Mencionamos la doble paradoja del cine. Ejemplo perfecto: escena en el planetario donde los estudiantes asisten a una clase de astronomía. El rígido profesor afirma con inmutable tono doctoral que dadas las distancias infinitas del universo y el tamaño de los astros, la vida de un ser humano es insignificante. Ray, por el contrario –en sagaz y hermosa metáfora- nos dice lo contrario, cuenta con toda atención y emoción, al detalle, las “insignificantes” vidas de unos adolescentes que buscan su razón para vivir, su lugar en el mundo, ser ellos mismos en tanto hijos-compañeros-amigos o novios. A Ray le importan más esas vidas pequeñas que todos esos astros allá en el cielo. Pero luego, al final, resuelve todo el drama con la muerte triste y desesperada de un muchachito que no contó con ninguna clase de asistencia o consejo ni apoyo espiritual. Una resolución no ilógica pero que pone en juego la salvación del alma del joven delincuente sin que el director lo plantee en esos términos. Porque es la muerte y con ella se acaba todo. Pero si con ella se acaba todo, entonces la razón la lleva el profesor de astronomía, al afirmar la insignificancia de esas vidas, de esos 16 años contra los millones de cualquier galaxia. Ray es incapaz de ver más allá, es como si hubiera realizado una tragedia (fatalismo que no es ajeno al cine yanqui) y a la vez reelaborara, a partir de ese inexorable destino, un happy-end. Por el mal de alguien (la muerte trágica de uno, pienso ahora en otro film que acabo de ver, “La ciudadela” de King Vidor, que usa ese recurso) el bien y la salvación de otro. Pero, ¡ay!, que ese que muere ¿habrá de salvar su alma o qué? Nada sabemos al respecto. Una película como ésta no daría ninguna buena respuesta al chico Platón, que engañado siempre por sus sentidos debe recurrir de continuo a dirimir todo a los tiros. Cabe preguntarse, además, si el bergsoniano Ray ha llamado al joven solitario Platón por su afán de ver en Dean ese arquetipo, ese ideal que no conoció y al que persigue por ese querer participar de sus virtudes inútilmente, pues sólo consigue ponerse al final su campera, sin que las virtudes intrínsecas del otro les sean traspasadas.

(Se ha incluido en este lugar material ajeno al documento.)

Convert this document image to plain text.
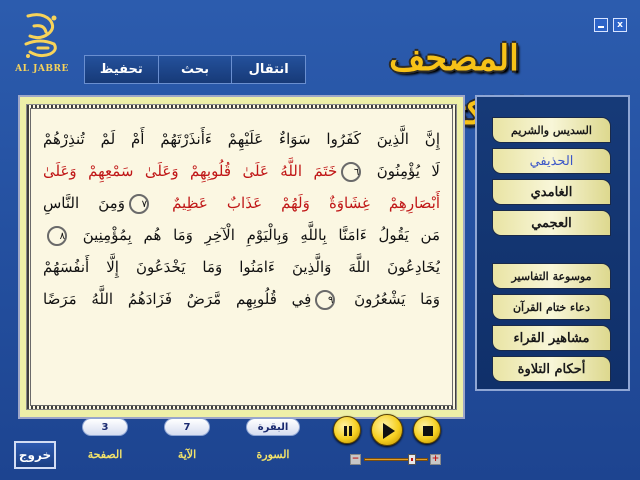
x
AL JABRE	تحفيظ	بحث	انتقال	المصحف
إِنَّ الَّذِينَ كَفَرُوا سَوَاءٌ عَلَيْهِمْ ءَأَنذَرْتَهُمْ أَمْ لَمْ تُنذِرْهُمْ
لَا يُؤْمِنُونَ ٦خَتَمَ اللَّهُ عَلَىٰ قُلُوبِهِمْ وَعَلَىٰ سَمْعِهِمْ وَعَلَىٰ
أَبْصَارِهِمْ غِشَاوَةٌ وَلَهُمْ عَذَابٌ عَظِيمٌ ٧وَمِنَ النَّاسِ
مَن يَقُولُ ءَامَنَّا بِاللَّهِ وَبِالْيَوْمِ الْآخِرِ وَمَا هُم بِمُؤْمِنِينَ ٨
يُخَادِعُونَ اللَّهَ وَالَّذِينَ ءَامَنُوا وَمَا يَخْدَعُونَ إِلَّا أَنفُسَهُمْ
وَمَا يَشْعُرُونَ ٩فِي قُلُوبِهِم مَّرَضٌ فَزَادَهُمُ اللَّهُ مَرَضًا
السديس والشريم
الحذيفي
الغامدي
العجمي
موسوعة التفاسير
دعاء ختام القرآن
مشاهير القراء
أحكام التلاوة
خروج
3	7	البقرة
الصفحة	الآية	السورة	−	+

Esperamos que en la búsqueda desesperada que significó la vida errante de Nicholas Ray, con ese atisbar el misterio que le concedió la belleza perseguida y muchas veces lograda, haya encontrado lo que el cine no pudo haberle dado. Esa respuesta que sólo se encuentra en un lugar que abre sus puertas –no sin condiciones- para todos los hombres de buena voluntad.